Yglesias sums it up:

Matt writes:
White House review of White House Iraq policy deems said policy to be successful; White House decides, based on the report, to continue with its same policy.
What was striking was how all the evening network news programs presented the White House's evaluation of each benchmark as the evaluation. As if there were no outside independent entities that could have rendered an impartial review.

UPDATE: Fred Kaplan writes:
... a close look at the 25-page [White House] report reveals a far more dismal picture and a deliberately distorted assessment. The eight instances of "satisfactory" progress are not at all satisfactory by any reasonable measure - or, in some cases, they indicate a purely procedural advance.
That last point about "purely procedural advance". There's a lot of that coming from Bush & Co. when discussing Iraq.

Kaplan concludes: (emp add)
The report card was rigged from the outset by how the White House defined "satisfactory."

The legislation required the president to submit a report "declaring, in his judgment, whether satisfactory progress toward meeting these benchmarks is, or is not, being achieved."

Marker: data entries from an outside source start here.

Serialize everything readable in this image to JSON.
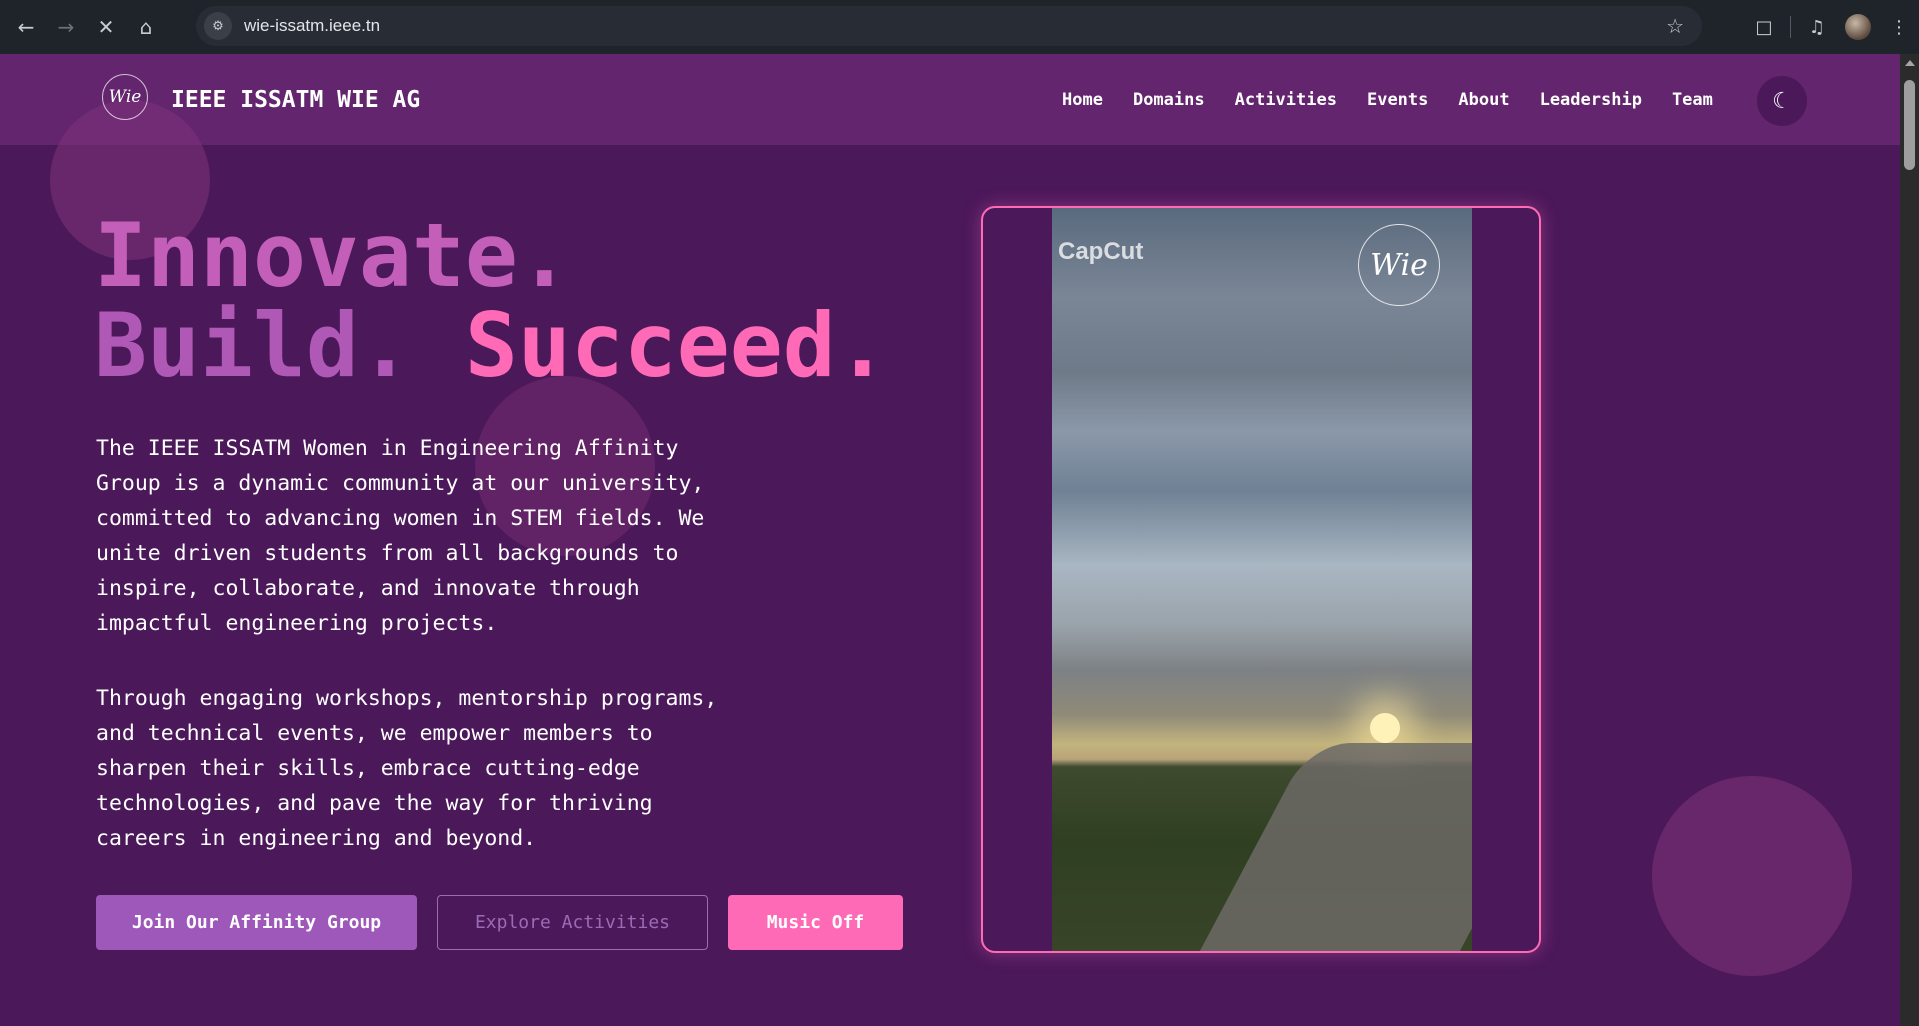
{
  "browser": {
    "url": "wie-issatm.ieee.tn",
    "back_icon": "arrow-left",
    "forward_icon": "arrow-right",
    "stop_icon": "close",
    "home_icon": "home"
  },
  "header": {
    "logo_text": "Wie",
    "brand": "IEEE ISSATM WIE AG",
    "nav": [
      "Home",
      "Domains",
      "Activities",
      "Events",
      "About",
      "Leadership",
      "Team"
    ],
    "theme_icon": "moon"
  },
  "hero": {
    "headline_line1": "Innovate.",
    "headline_line2a": "Build.",
    "headline_line2b": "Succeed.",
    "paragraph1": "The IEEE ISSATM Women in Engineering Affinity Group is a dynamic community at our university, committed to advancing women in STEM fields. We unite driven students from all backgrounds to inspire, collaborate, and innovate through impactful engineering projects.",
    "paragraph2": "Through engaging workshops, mentorship programs, and technical events, we empower members to sharpen their skills, embrace cutting-edge technologies, and pave the way for thriving careers in engineering and beyond.",
    "buttons": {
      "join": "Join Our Affinity Group",
      "explore": "Explore Activities",
      "music": "Music Off"
    }
  },
  "video": {
    "watermark": "CapCut",
    "badge_text": "Wie"
  },
  "colors": {
    "background": "#4b185a",
    "accent_pink": "#ff6ab6",
    "accent_purple": "#9d58b9"
  }
}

The White House report states, "In order to make this judgment … we … asked the following question: As measured from a January 2007 baseline, do we assess that present trend data demonstrates a positive trajectory, which is tracking toward satisfactory accomplishment in the near term? If the answer is yes, we have provided a 'Satisfactory' assessment; if the answer is no, the assessment is 'Unsatisfactory.' "

Subtle but pernicious wordplay is going on here. "Satisfactory progress" toward a benchmark is very different from "a positive trajectory … toward satisfactory accomplishment." The congressional language requires a satisfactory degree of progress. The White House interpretation allows high marks for the slightest bit of progress - the "positive trajectory" could be an angstrom, as long as it's "tracking toward" the goal; the degree of progress doesn't need to be addressed.

Yet even by this extraordinarily lenient standard, the White House authors could not bring themselves to give a passing grade to the Iraqi government on half of the benchmarks - and the most important benchmarks, at that.